Oportunidade Crítica em Santa Marta
Em tempos de crescente crise energética, a Primeira Conferência sobre a Transição para Longe dos Combustíveis Fósseis, que ocorre de 24 a 29 de abril em Santa Marta, Colômbia, surge como uma chance vital para acelerar a implementação do histórico acordo da COP28. O evento, promovido por uma coalizão de países como Colômbia e Países Baixos, busca reafirmar o compromisso global na transição energética, um tema que se torna cada vez mais urgente à luz das crescentes emissões de gases de efeito estufa e dos riscos climáticos que a humanidade enfrenta.
Com o clima da Terra alcançando níveis alarmantes de desequilíbrio, a dependência de carvão, petróleo e gás não pode mais ser ignorada. As decisões tomadas por governos e empresas nos próximos anos serão cruciais para determinar se conseguiremos garantir um futuro habitável. Portanto, a Conferência de Santa Marta não representa apenas mais um evento, mas uma convocação para ação imediata.

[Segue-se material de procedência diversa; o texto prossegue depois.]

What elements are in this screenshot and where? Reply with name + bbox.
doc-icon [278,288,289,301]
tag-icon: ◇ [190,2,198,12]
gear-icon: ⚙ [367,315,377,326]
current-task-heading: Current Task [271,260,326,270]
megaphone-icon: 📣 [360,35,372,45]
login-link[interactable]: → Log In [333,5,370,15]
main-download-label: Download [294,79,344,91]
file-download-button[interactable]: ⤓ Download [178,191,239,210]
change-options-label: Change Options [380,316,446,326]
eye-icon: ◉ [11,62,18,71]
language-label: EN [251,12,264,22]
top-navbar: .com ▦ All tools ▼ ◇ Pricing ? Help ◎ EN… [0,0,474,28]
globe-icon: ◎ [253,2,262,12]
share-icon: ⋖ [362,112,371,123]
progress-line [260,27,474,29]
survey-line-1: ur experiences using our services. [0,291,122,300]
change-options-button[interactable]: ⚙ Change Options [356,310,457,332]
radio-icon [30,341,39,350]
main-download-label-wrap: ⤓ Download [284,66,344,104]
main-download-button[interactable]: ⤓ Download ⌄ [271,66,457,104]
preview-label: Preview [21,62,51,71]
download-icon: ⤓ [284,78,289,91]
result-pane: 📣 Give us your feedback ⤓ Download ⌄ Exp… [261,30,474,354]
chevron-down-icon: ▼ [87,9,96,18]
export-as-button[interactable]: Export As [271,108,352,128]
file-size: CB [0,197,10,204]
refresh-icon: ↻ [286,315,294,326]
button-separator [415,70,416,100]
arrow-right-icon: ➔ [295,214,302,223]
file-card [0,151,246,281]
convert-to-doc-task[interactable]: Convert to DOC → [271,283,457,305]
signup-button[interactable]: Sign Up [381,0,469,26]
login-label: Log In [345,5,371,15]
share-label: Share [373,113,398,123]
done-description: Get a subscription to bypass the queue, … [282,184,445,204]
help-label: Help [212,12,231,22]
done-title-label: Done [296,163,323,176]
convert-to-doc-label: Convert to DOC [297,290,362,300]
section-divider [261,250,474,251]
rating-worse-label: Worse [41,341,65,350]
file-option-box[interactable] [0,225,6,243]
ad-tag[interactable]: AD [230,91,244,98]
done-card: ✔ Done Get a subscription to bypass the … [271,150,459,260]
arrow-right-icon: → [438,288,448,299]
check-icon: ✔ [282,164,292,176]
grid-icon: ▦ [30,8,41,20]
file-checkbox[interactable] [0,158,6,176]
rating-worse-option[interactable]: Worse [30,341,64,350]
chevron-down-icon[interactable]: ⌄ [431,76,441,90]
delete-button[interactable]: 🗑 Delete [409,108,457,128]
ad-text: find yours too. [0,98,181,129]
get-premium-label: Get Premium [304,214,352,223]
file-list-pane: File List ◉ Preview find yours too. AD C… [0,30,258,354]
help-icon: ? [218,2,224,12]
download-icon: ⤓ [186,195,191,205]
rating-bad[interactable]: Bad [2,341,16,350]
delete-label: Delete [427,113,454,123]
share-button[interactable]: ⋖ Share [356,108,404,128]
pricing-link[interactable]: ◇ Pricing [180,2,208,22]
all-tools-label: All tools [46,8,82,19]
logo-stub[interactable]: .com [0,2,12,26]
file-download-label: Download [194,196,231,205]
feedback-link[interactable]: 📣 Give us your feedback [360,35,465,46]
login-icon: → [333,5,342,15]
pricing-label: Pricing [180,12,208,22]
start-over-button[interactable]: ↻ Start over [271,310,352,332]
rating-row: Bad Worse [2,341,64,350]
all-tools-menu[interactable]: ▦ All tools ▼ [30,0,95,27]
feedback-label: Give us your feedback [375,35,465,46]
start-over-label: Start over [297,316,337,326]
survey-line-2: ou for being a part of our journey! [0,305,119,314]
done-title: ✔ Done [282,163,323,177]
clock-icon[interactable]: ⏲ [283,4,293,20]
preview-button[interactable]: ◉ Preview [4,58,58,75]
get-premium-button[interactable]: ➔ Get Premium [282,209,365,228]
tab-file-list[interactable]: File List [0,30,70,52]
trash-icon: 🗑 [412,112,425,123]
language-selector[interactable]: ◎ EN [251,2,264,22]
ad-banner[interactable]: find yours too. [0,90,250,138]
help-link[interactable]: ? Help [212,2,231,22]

Ações Necessárias para a Transição Energética
A proposta do WWF é clara: a conferência deve funcionar como um espaço de debate político que complemente, mas não se restrinja, aos processos formais da UNFCCC. A expectativa é que se crie um roteiro claro para a eliminação dos combustíveis fósseis, contribuindo para uma agenda que priorize a justiça climática e a ambição multilateral. O WWF está à frente da organização, demandando também que os países participantes ofereçam sinalizações fortes de liderança e compromissos concretos que possam ser implementados em nível nacional.
Manuel Pulgar-Vidal, líder global de clima e energia do WWF, enfatiza a necessidade urgente de abandonar a dependência de combustíveis fósseis. Ele afirma: “Os combustíveis fósseis são o fósforo que continuamos a acender em um mundo já em chamas. Precisamos de uma mudança rápida e global para energia renovável e eficiência, pois as emissões devem cair de forma contínua. Santa Marta deve ser um ponto de inflexão para esse novo caminho.”
Estrutura da Conferência e Seus Objetivos
A Conferência de Santa Marta é organizada em torno de três pilares essenciais: superar a dependência econômica dos combustíveis fósseis, transformar a oferta e a demanda de energia e avançar a cooperação internacional. Neste sentido, o WWF solicita que os governos suspendam a expansão de novas fontes de combustíveis fósseis e adotem políticas para eliminar gradualmente os subsídios a essas alternativas. A criação de uma coalizão diversificada de países dispostos a agir em conjunto é também uma grande expectativa do evento.
Fernanda de Carvalho, líder global de políticas climáticas e energéticas do WWF, assinala a importância da conferência como um palco para demonstrar a emergente liderança dos governos na transição energética. “Precisamos de um forte sinal coletivo de que os governos estão prontos para acelerar a implementação. O envolvimento ativo dos países desenvolvidos é crucial para garantir que essa transição seja justa e equitativa,” destaca Carvalho.
Brasil e o Cenário Global
A discussão sobre a eliminação dos combustíveis fósseis transcende a mera agenda climática: ela é uma necessidade econômica e estratégica. O Brasil, neste contexto, possui a oportunidade de alinhar sua política energética ao movimento internacional, contribuindo para a construção de um Mapa do Caminho claro, com prazos definidos para a eliminação progressiva das fontes fósseis.
Mauricio Voivodic, diretor executivo do WWF-Brasil, ressalta que o que será debatido em Santa Marta tem implicações diretas para o país. “O Brasil já possui condições para liderar uma transição energética planejada, mas precisa definir um Mapa do Caminho claro, com metas e prazos consistentes. É fundamental que o Brasil não adie decisões que possam reduzir sua exposição a crises globais, garantindo um desenvolvimento mais sustentável e competitivo,” afirma Voivodic.